Tuesday, May 17, 2011

An Alternative to Pinball

How is it that some lives dash madly around in the public eye while others meander quietly among more local paths? Public figures, media favorites, and scandal-of-the-week personalities bounce about like so many balls in a pinball machine, vying for just a second of our attention. Most of us are drawn into the game – through magazines, online news, blogs, television, and the like – completely oblivious to the fact that in doing so we are bouncing to the same tune. And yet occasionally, when we take out attention away from that strange world of make-believe and take a long loving look around us, we realize that our real world is inhabited by individuals who are, in the final analysis and by slow increments, much more interesting and engaging.

Saints seem to share a characteristic deliberateness toward the more important things. They come to learn that virtues such as patience, perseverance, and true piety only grow as a complete package. One doesn’t happen without the others. Patience doesn’t come about unless your keep practicing it, unless you persevere. And piety – the kind where God’s presence seeps into all the nooks and crannies of your life – hasn’t got a chance without patient endurance and an ongoing practice that is quiet and humble. The fact is that truth and goodness seep into your life together. The important things can’t be split apart.

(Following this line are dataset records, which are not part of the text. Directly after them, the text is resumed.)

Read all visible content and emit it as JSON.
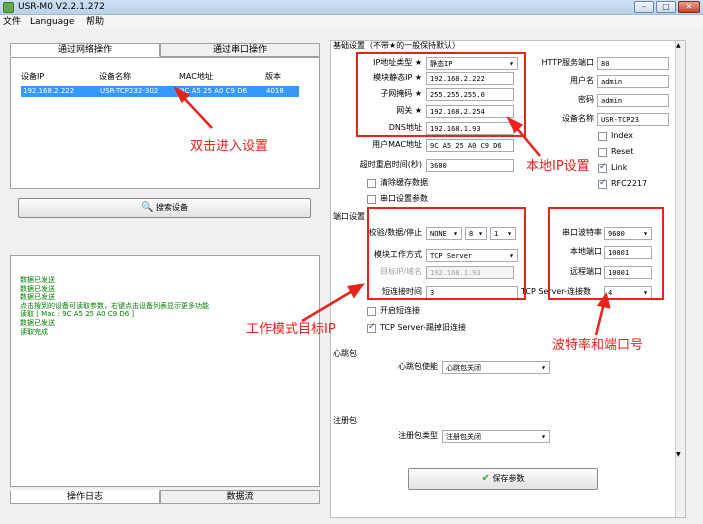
{
  "window": {
    "title": "USR-M0 V2.2.1.272",
    "minimize": "–",
    "maximize": "□",
    "close": "✕"
  },
  "menu": {
    "file": "文件",
    "language": "Language",
    "help": "帮助"
  },
  "left": {
    "tabs": {
      "network": "通过网络操作",
      "serial": "通过串口操作"
    },
    "columns": {
      "ip": "设备IP",
      "name": "设备名称",
      "mac": "MAC地址",
      "version": "版本"
    },
    "row": {
      "ip": "192.168.2.222",
      "name": "USR-TCP232-302",
      "mac": "9C A5 25 A0 C9 D6",
      "version": "4018"
    },
    "search": "搜索设备",
    "log": [
      "数据已发送",
      "数据已发送",
      "数据已发送",
      "点击搜到的设备可读取参数，右键点击设备列表显示更多功能",
      "读取 [ Mac : 9C A5 25 A0 C9 D6 ]",
      "数据已发送",
      "读取完成"
    ],
    "bottom_tabs": {
      "log": "操作日志",
      "data": "数据流"
    }
  },
  "right": {
    "basic_title": "基础设置（不带★的一般保持默认）",
    "ip_type": {
      "label": "IP地址类型 ★",
      "value": "静态IP"
    },
    "static_ip": {
      "label": "模块静态IP ★",
      "value": "192.168.2.222"
    },
    "mask": {
      "label": "子网掩码 ★",
      "value": "255.255.255.0"
    },
    "gateway": {
      "label": "网关 ★",
      "value": "192.168.2.254"
    },
    "dns": {
      "label": "DNS地址",
      "value": "192.168.1.93"
    },
    "mac": {
      "label": "用户MAC地址",
      "value": "9C A5 25 A0 C9 D6"
    },
    "timeout": {
      "label": "超时重启时间(秒)",
      "value": "3600"
    },
    "clear_cache": "清除缓存数据",
    "serial_params": "串口设置参数",
    "http_port": {
      "label": "HTTP服务端口",
      "value": "80"
    },
    "username": {
      "label": "用户名",
      "value": "admin"
    },
    "password": {
      "label": "密码",
      "value": "admin"
    },
    "device_name": {
      "label": "设备名称",
      "value": "USR-TCP23"
    },
    "index": "Index",
    "reset": "Reset",
    "link": "Link",
    "rfc": "RFC2217",
    "port_title": "端口设置",
    "check": {
      "label": "校验/数据/停止",
      "parity": "NONE",
      "data": "8",
      "stop": "1"
    },
    "mode": {
      "label": "模块工作方式",
      "value": "TCP Server"
    },
    "target_ip": {
      "label": "目标IP/域名",
      "value": "192.168.1.93"
    },
    "short_conn": {
      "label": "短连接时间",
      "value": "3"
    },
    "clients_label": "TCP Server-连接数",
    "clients_value": "4",
    "reconnect": "开启短连接",
    "kick": "TCP Server-踢掉旧连接",
    "baud": {
      "label": "串口波特率",
      "value": "9600"
    },
    "local_port": {
      "label": "本地端口",
      "value": "10001"
    },
    "remote_port": {
      "label": "远程端口",
      "value": "10001"
    },
    "heartbeat_title": "心跳包",
    "heartbeat": {
      "label": "心跳包使能",
      "value": "心跳包关闭"
    },
    "register_title": "注册包",
    "register": {
      "label": "注册包类型",
      "value": "注册包关闭"
    },
    "save": "保存参数"
  },
  "annotations": {
    "dbl": "双击进入设置",
    "local_ip": "本地IP设置",
    "mode_target": "工作模式目标IP",
    "baud_port": "波特率和端口号"
  },
  "colors": {
    "annotation": "#e8221c",
    "selection": "#3399ff",
    "log_text": "#008000"
  }
}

Saints also generally fall into the apparently boring, non-public category rather than into the public pinball one. Even the very public Mother Teresa often said that one of her greatest crosses was the fact that she was such a public figure; good for her work and her sisters, but trying on her soul. Most saints are ones that Catholics would never guess in a Jeopardy game, unless their parish or school was named for that saint. Yet their personal stories are fascinating, even appealing. For years, I would read a short bio of the saint of the day to my students. Some were fascinating (think St. Joseph of Cupertino, patron saint of pilots) and others were dramatic (martyrs, mystics, miracle-workers). Most were simple folks who became known for their piety and goodness; quite sufficient for sainthood. Students were drawn to these stories and would remind me if I’d forgotten to read one to them in class. Through these stories, they experienced, perhaps for the first time, a deep resonance with a mystery that lay beyond their ken, a connection with something vaguely but solidly true, even good perhaps. All they could tell at that point was that this was deeply appealing in a way that popular entertainment was not. The apparently boring had become both familiar and fascinating in the real stories of real people paying close attention to the really important things.

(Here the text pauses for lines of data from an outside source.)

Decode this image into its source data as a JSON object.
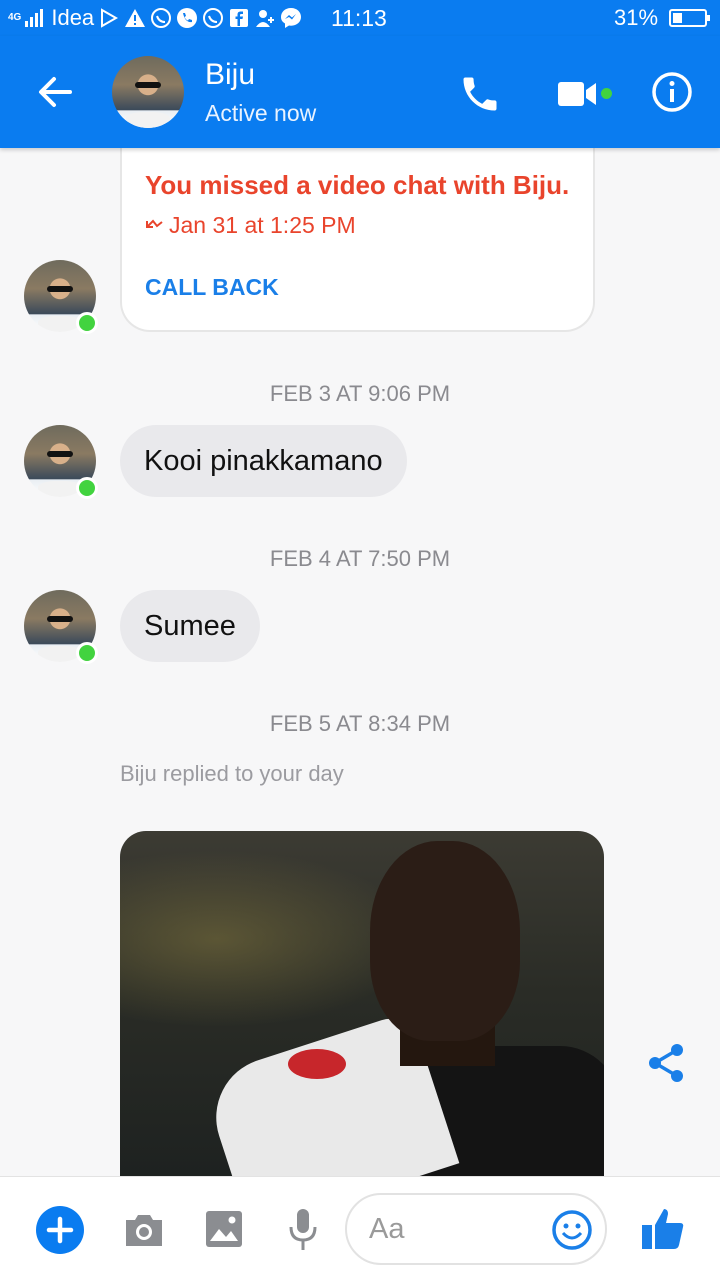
{
  "status_bar": {
    "network": "4G",
    "carrier": "Idea",
    "time": "11:13",
    "battery": "31%",
    "battery_level": 0.31
  },
  "header": {
    "contact_name": "Biju",
    "contact_status": "Active now",
    "icons": [
      "back-arrow-icon",
      "phone-icon",
      "video-camera-icon",
      "info-icon"
    ]
  },
  "messages": {
    "missed_call": {
      "title": "You missed a video chat with Biju.",
      "time": "Jan 31 at 1:25 PM",
      "action": "CALL BACK"
    },
    "groups": [
      {
        "timestamp": "FEB 3 AT 9:06 PM",
        "text": "Kooi pinakkamano"
      },
      {
        "timestamp": "FEB 4 AT 7:50 PM",
        "text": "Sumee"
      }
    ],
    "story_reply": {
      "timestamp": "FEB 5 AT 8:34 PM",
      "note": "Biju replied to your day"
    }
  },
  "composer": {
    "placeholder": "Aa",
    "icons": [
      "plus-icon",
      "camera-icon",
      "gallery-icon",
      "microphone-icon",
      "emoji-icon",
      "thumbs-up-icon"
    ]
  },
  "colors": {
    "brand": "#0a7cf0",
    "missed": "#e9442c",
    "online": "#42d33f"
  }
}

The reason for this reflection comes from thinking about St. John Baptist de La Salle and his life. Having just finished reading, along with most of the novices with whom I had a class this year, a heavy tome about De La Salle by Br. Alfred Calcutt, I’m left to wonder where his genius, his charism, his sainthood lay. Yes, he was a great organizer, a talented writer, a visionary, and a theologian with a practical streak. He seemed to require little sleep, virtually no ego stroking, and very few personal comforts; in fact, he seemed to relish the opposite. He was sometimes stubborn, often kind to a fault, and increasingly bore a radical trust in God’s Providence – dangerously so, in the estimation of many.

So why was he so loved by his Brothers and by many others? Why does he continue to fascinate us, inspire us, and draw us forward in our ministry? I can only conclude that his human adventure, as it is reflected in his story and in his written works, bears eloquent testimony to the important things that draw us all forward. It opens the curtain just a bit to that which lays behind the Gospel story, if we but pay attention and step into it, as he did. His story, boring in some parts and dramatic in others – as was that of Jesus – invites us to touch that same living mystery, to live in and towards the ongoing mystery of God's presence in our midst, to meander quietly among local paths and make the ever-pregnant mystery of God alive for others.

How can you play pinball when that adventure awaits?